Ankara Beypazarı'nda faaliyet gösteren BEYTAŞ firmasının da zamanında bir O404'ü vardı.Araç yanlış hatırlamıyorsam Mersin Seyahat'te çalışırdı.Gül kurusu renginde idi.
Bir kış günü Ankara-Beypazarı arasını (muhtemelen sadece yaz sezonunda başka firmada çalışıyordu) bu O404 ile seyahat etmiştim.Önceki sayfalarda bahsediliği gibi orta kapıya kadar 5 yerine 4 koltuk vardı,ve araç WC'li idi.Yine bahsedildiği gibi cam kenarında kol dayama yoktu,aynen Prenseslerde olduğu gibi.

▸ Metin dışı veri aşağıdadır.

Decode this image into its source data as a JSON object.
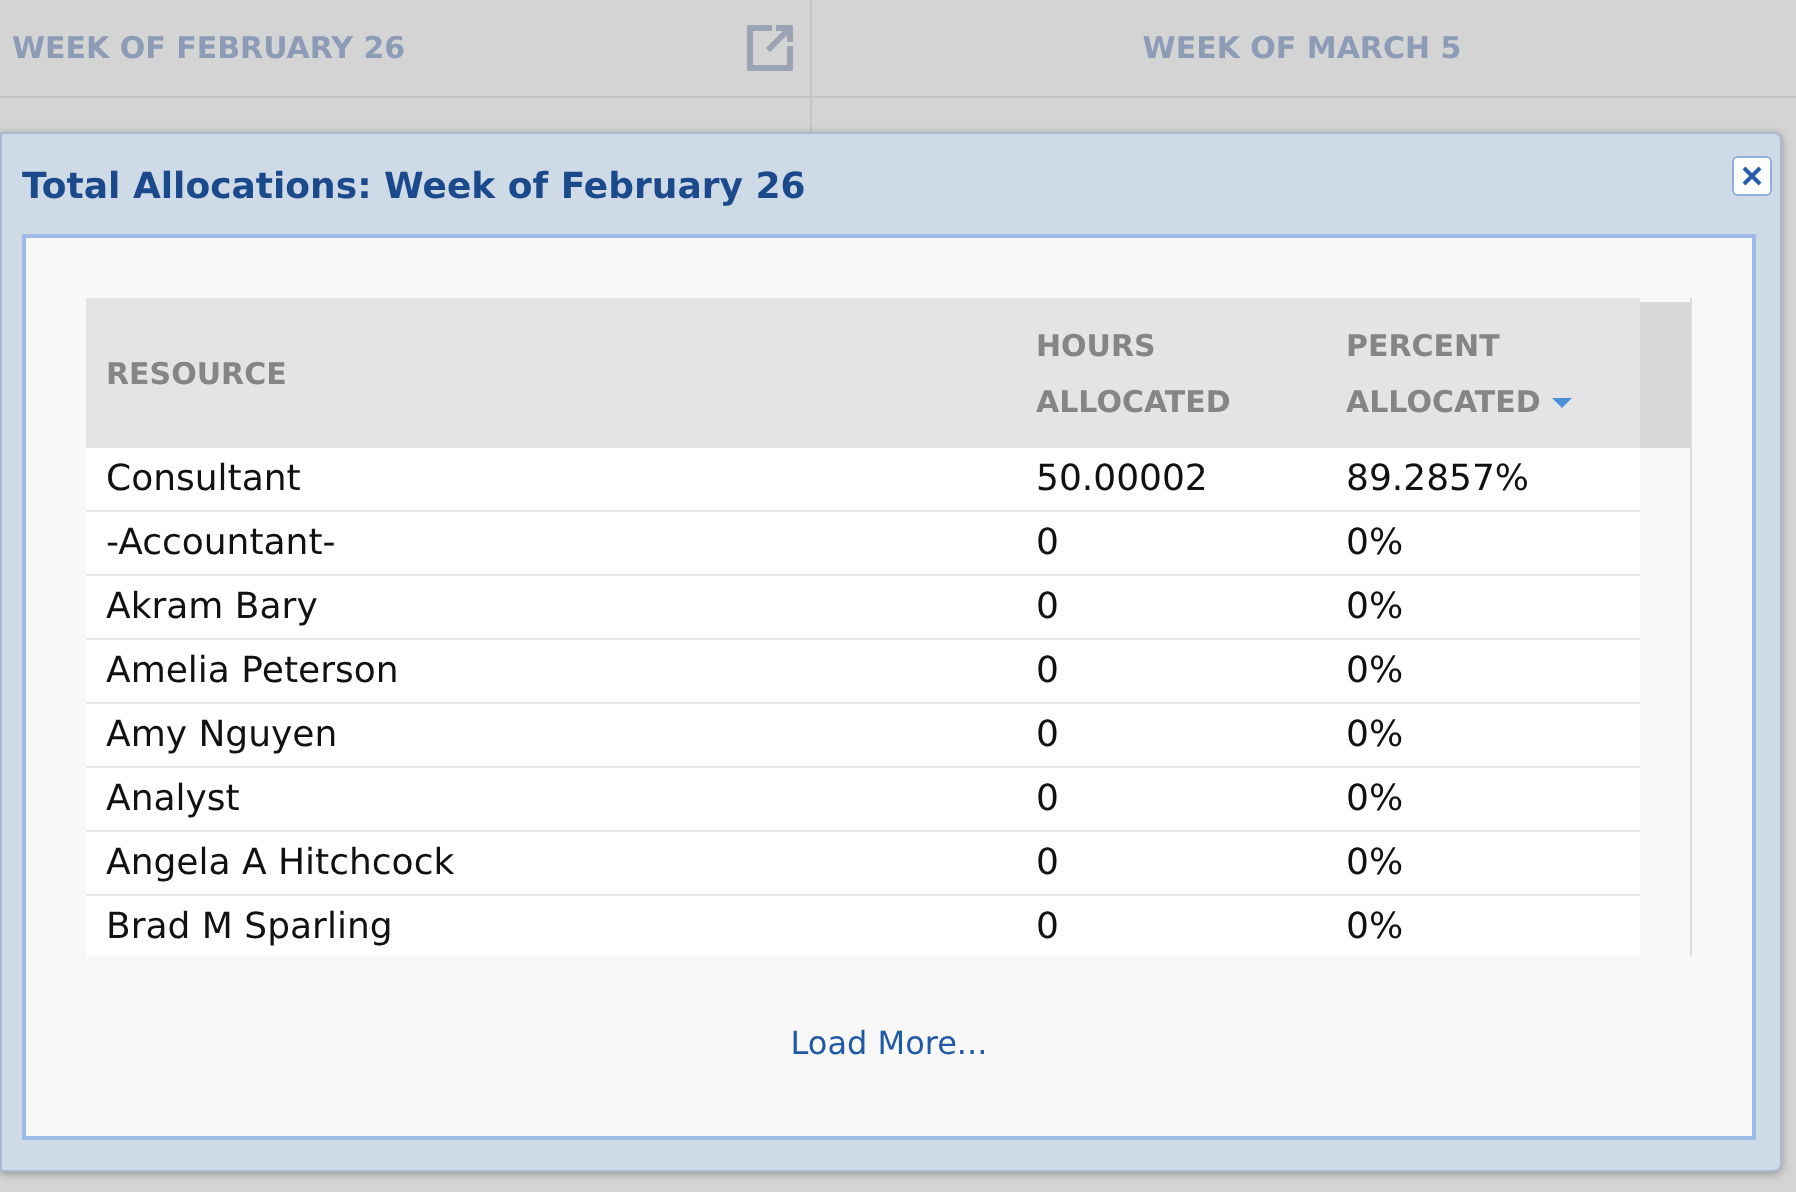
{
  "calendar_header": {
    "columns": [
      {
        "label": "WEEK OF FEBRUARY 26",
        "has_popout": true
      },
      {
        "label": "WEEK OF MARCH 5",
        "has_popout": false
      }
    ]
  },
  "dialog": {
    "title": "Total Allocations: Week of February 26",
    "table": {
      "columns": [
        {
          "label": "RESOURCE",
          "sorted": false
        },
        {
          "label": "HOURS ALLOCATED",
          "sorted": false
        },
        {
          "label": "PERCENT ALLOCATED",
          "sorted": true
        }
      ],
      "rows": [
        [
          "Consultant",
          "50.00002",
          "89.2857%"
        ],
        [
          "-Accountant-",
          "0",
          "0%"
        ],
        [
          "Akram Bary",
          "0",
          "0%"
        ],
        [
          "Amelia Peterson",
          "0",
          "0%"
        ],
        [
          "Amy Nguyen",
          "0",
          "0%"
        ],
        [
          "Analyst",
          "0",
          "0%"
        ],
        [
          "Angela A Hitchcock",
          "0",
          "0%"
        ],
        [
          "Brad M Sparling",
          "0",
          "0%"
        ]
      ]
    },
    "load_more": "Load More..."
  }
}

Koltukları da inanılmaz rahattı.
Yeri burası değil ama O304'ün piyasaya ilk çıktığı yıllarda da bir bayramda İskenderun-Ankara arasını (Serhan Erel abinin bileceğini tahmin ediyorum) Jet Turizm'in yanında boydan boya JET yazan açık yeşil bir O304'ü ile seyahat etmiş-plakası 31 AK 535 idi-,yine bir süpriz olarak da Ankara-Beypazarı yolculuğunu gıcır gıcır,içi yeni kokan Mersin Seyahat'te çalışan Beytaş'ın koyu yeşil O304'ü ile ön sırada yapmıştık.
Araç muhtemelen 22:00 yada 23:00 Mersin-Ankara seferini yaptıktan sonra sırası gelene kadar karşılıklı Ankara-Beypazarı seferini yapmıştı.